I don’t know if one has been used or not but I would be concerned that if a porous wheel worked that the performance would vary when the solids in the enamel clogged up the porous wheel. I am pretty certain that clogging would occur because with felt applicators, the felts would eventually clog.
In the 70’s Acrometal had a roller dies less applicator which had for each enamel three rolls. The first was the grooved applicator roll which had an enamel bar which supplied enamel to the grooves. Since the size of the grooves was fixed, you varied the amount of enamel in a groove and or the rpms of the roller. On some machines you could also change the rotational direction of the roll with it rotating with the wire for smaller wire and against the wire for larger wires. The oven was cross strung with 10 lines per side of the oven and they made 5 to 7 passes (total 50 – 70 wire) for the base coat enamel. The overcoat applicator was 2 passes. When you needed more passes you dropped lines.
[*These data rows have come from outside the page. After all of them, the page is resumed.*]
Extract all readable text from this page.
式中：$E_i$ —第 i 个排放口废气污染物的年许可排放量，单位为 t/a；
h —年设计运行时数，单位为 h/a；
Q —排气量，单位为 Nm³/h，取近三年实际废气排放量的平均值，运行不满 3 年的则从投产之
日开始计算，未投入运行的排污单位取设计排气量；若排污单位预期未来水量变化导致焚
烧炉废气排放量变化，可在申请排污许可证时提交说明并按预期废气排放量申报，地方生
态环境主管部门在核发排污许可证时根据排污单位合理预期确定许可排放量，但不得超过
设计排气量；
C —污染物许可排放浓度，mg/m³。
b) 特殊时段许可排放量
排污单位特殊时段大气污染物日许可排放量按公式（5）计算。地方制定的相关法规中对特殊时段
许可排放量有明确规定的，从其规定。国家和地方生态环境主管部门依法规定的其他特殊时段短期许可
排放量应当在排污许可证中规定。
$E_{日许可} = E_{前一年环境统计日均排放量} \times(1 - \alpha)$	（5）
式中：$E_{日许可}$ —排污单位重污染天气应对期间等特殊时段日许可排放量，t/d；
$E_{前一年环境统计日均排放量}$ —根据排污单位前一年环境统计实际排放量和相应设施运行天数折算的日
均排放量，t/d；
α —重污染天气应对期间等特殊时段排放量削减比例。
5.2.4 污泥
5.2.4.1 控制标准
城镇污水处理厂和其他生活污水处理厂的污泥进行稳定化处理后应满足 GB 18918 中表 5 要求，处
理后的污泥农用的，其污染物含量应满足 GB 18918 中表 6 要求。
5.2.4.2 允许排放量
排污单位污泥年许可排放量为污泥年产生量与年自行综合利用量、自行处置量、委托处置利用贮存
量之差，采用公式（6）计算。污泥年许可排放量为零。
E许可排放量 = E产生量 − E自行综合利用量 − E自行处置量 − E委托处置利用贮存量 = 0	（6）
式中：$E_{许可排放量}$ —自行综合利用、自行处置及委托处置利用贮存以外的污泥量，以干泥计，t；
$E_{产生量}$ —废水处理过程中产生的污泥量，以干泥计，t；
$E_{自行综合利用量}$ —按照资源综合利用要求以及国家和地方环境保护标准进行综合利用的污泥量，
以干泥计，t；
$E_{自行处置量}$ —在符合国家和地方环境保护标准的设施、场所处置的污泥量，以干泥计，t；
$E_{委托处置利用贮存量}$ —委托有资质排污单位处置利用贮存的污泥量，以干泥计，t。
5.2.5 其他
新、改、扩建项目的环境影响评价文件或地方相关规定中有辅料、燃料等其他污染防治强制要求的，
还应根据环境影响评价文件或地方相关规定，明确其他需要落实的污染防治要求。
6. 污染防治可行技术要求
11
The concept was that the applicator roll applied the enamel and two wiper rolls removed the excess. The wiper rolls generally rotated against the direction of the wire. A meniscus was formed between the wire and wiper roll and pulled enamel off the wire. A soft brass blade was used to wipe the enamel from the roll so that the roll was always clean at the point where the wet wire contacted it.
A roller die less applicator cost a lot more than a die applicator however its operating cost was less. A 20 line oven designed for 8 total passes required 160 dies for a simple set up. Since the wire range on an oven might be 10 – 12 awg sizes, you could easily a minimum of 2,000 dies and at a cost of $2.00 to $6.00 (1970’s) you could easily spend $12,000 to $20,000 just to have enough dies for each oven system’s range of wire sizes. Additionally the dies would wear out and require either resizing or replacement. You could easily after your initial investment, spend several thousand dollars more per year per oven.
Vertical oven applicators had opposed wiper rolls. With the horizontal applicators, the wires were on top.
I don’t know how many companies used these but I know that Hudson Wire was very successful with the roller dieless applicators.
The roller dieless evolved into the felt roller dieless applicator. A set of felt holder took the place of the grooved rollers. The wiper rolls were still there to wipe of excess enamel. This worked good for horizontal systems and pretty good for vertical ovens. Biggest problem was regulating enamel flow/pressure and finding the correct or best wiper roll speeds. The Acrometal V12 and V18 that we had were operated at speeds that were about 40-50% greater than the typical GE oven at that time. When we made our own V21 we got a substantial speed increase. The ovens were sensitive to variations in the enamels; when they ran good they were great and when they ran bad they were horrible. On a good week running 18 awg polyester we could make 150 to 200,000 pounds with 3-5% scrap. On a bad week we would be up and down and lucky to make 50K of good wire. Again the smallest variation in the enamel was critical!